# Cocoa Toolbar Question



## rhale1 (Jul 21, 2002)

Hello all:

I have an app. I won't say what it does ('cause I don't know yet!), but it has a toolbar. This toolbar has an item that is composed of an NSView with some buttons (like in Fire's Online-On and Offline-Customize or the Finder's Icon-List-Column items). When I click the buttons, the main window switches views using the same animation method System Prefs or OW uses. All works well, except for the toolbar disapears; at least the items, anyway. The only way to get them back is to hide and then show the toolbar.
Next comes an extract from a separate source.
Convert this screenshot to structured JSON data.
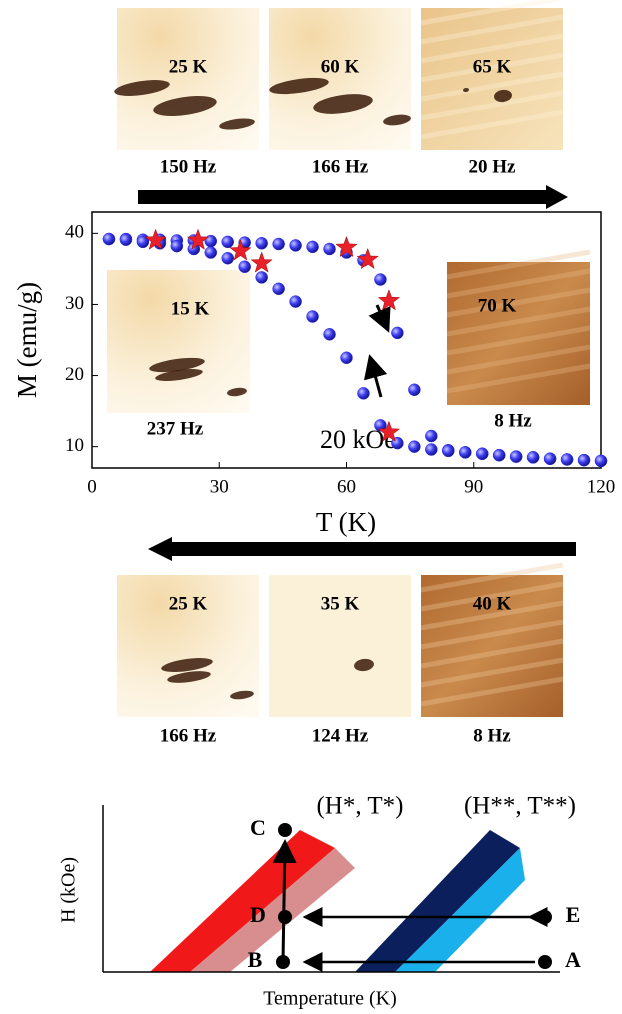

To make this short, anyone know how to refresh the toolbar? I tried looking in the Developer Help, but it didn't seem to find anything.

BTW: I posted some pics and a movie to show this. Click here to see them.

Thanks in advance:
Ryan


----------



## kainjow (Jul 22, 2002)

Hmm, that's weird. I have a program that uses a toolbar and changes the window's contentView each time a toolbar item is pressed, but it does work all the time. How big is your code? Maybe it's something with your code...


----------



## rhale1 (Jul 22, 2002)

My code's not too big, just MyDocument.m and MyDocument.h

I'll post the toolbar code, there is probably something I need to do (I'm still learning).

Kainjow, if you could post the code/app you have I can compare how the contentView changes.


----------



## kainjow (Jul 22, 2002)

I just used the tutorials at http://www.oreillynet.com/pub/a/mac/2002/02/15/cocoa.html and http://www.oreillynet.com/pub/a/mac/2002/03/15/cocoa.html and then mixed them together.


----------